SwissMarine chose not to close out and instead relied on their English law right to “walk-away”, a principle firmly established by the Court of Appeal in Lomas and others v JFB Firth Rixson Inc and others2.
After SwissMarine had commenced proceedings in the English Commercial Court for declaratory relief that they did not have to pay according to English law, OW commenced proceedings in Lyngby in Denmark, claiming around US$2.5 million under Danish law on a forced close out.
With this clear potential for competing and conflicting judgments, and with OW claiming that the Danish proceedings were outside the Brussels Regulation, SwissMarine sought relief from the English court on two grounds:
- The Lyngby action was a breach of the ISDA exclusive jurisdiction clause.
- The Lyngby action was a breach of the ISDA English governing law clause.
Focusing most attention on the jurisdiction question, the court found that the ISDA jurisdiction clause, whilst wide in its remit, including within its scope non-contractual claims, did not apply to the dispute in the Danish court and in any event was not exclusive.
The ISDA jurisdiction clause, the court said, is only exclusive where the proceedings involve a “Convention Court” - a court “which is bound to apply to the Proceedings either Article 17 of the 1968 Brussels Convention on Jurisdiction and the Enforcement of Judgments in Civil and Commercial Matters33 or Article 17 of the 1988 Lugano Convention on Jurisdiction and the Enforcement of Judgments in Civil and Commercial Matters4”.

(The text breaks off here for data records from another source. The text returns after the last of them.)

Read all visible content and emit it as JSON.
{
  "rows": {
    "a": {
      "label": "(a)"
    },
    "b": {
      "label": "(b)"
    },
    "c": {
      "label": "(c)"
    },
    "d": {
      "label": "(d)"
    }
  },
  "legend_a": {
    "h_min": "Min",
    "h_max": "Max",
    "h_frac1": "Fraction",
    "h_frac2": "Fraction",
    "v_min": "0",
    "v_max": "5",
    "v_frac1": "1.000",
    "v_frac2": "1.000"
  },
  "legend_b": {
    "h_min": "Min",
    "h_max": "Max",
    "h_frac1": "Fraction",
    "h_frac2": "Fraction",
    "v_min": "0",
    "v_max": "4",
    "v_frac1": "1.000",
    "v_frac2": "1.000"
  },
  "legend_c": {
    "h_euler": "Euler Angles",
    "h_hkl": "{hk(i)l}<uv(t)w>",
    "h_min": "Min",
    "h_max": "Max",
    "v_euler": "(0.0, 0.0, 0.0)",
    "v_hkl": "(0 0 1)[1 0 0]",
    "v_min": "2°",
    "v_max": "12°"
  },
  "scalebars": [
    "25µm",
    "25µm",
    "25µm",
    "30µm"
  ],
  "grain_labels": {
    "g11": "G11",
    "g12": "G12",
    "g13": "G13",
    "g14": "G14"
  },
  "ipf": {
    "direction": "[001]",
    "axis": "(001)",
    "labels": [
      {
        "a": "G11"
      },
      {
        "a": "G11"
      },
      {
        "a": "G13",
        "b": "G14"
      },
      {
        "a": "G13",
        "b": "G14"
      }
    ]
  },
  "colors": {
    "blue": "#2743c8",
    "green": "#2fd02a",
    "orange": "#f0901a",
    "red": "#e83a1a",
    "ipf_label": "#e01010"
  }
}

Neither the Danish court nor the English court apply these conventions, both conventions having been superseded, and the judge found that the clause was not to be read as having been updated to refer to the new iterations.
At the time the ISDA 2002 form was drafted, the Danish court would have fallen within the definition, but not by the time the agreement was executed in 2014.
Today, the 1968 Brussels Convention applies only to certain dependent territories of EU Member States and the 1988 Lugano Convention applies only to judgments that pre-date the entry into force of the 2007 Lugano Convention. Given the extremely narrow (if not altogether defunct) definition of Convention Court, in effect the ISDA jurisdiction clause is not exclusive and parties are contractually free to bring as many parallel proceedings as they want.
Turning to a breach of the governing law clause, despite the fact that OW is seeking a money judgment in Denmark, the court found that on the balance of the evidence at an interlocutory standard “the purpose of the Lyngby action is not to have decided by a foreign law the proper construction of the contract or the parties’ rights or obligations under it. I do not accept that SwissMarine has shown a sufficient case that OW is breaking or disregarding the governing law agreement, or that it threatens to do so”.
For many, this might seem rather an odd outcome. The parties agreed English law would govern their contract and non contractual obligations in relation to it and that in the event of an insolvency, payment obligations would be suspended. Further still, the parties had the option to elect for automatic early termination under their agreement but chose not to. OW brought proceedings for forced early termination under Danish law in a Danish court. Yet this was not found to be “disregard” of the governing law clause.
Whilst SwissMarine are free to pursue declaratory relief in the High Court to uphold their contractual bargain, there is no effective right in the English courts to prevent OW from seeking to undermine the English law agreement in the Danish courts.
Parties should therefore be aware that even though they may have chosen English law to determine disputes between them and English jurisdiction, a foreign party may have different ideas, may be able to sue in its own insolvency and civil courts, and the English court may decline to intervene.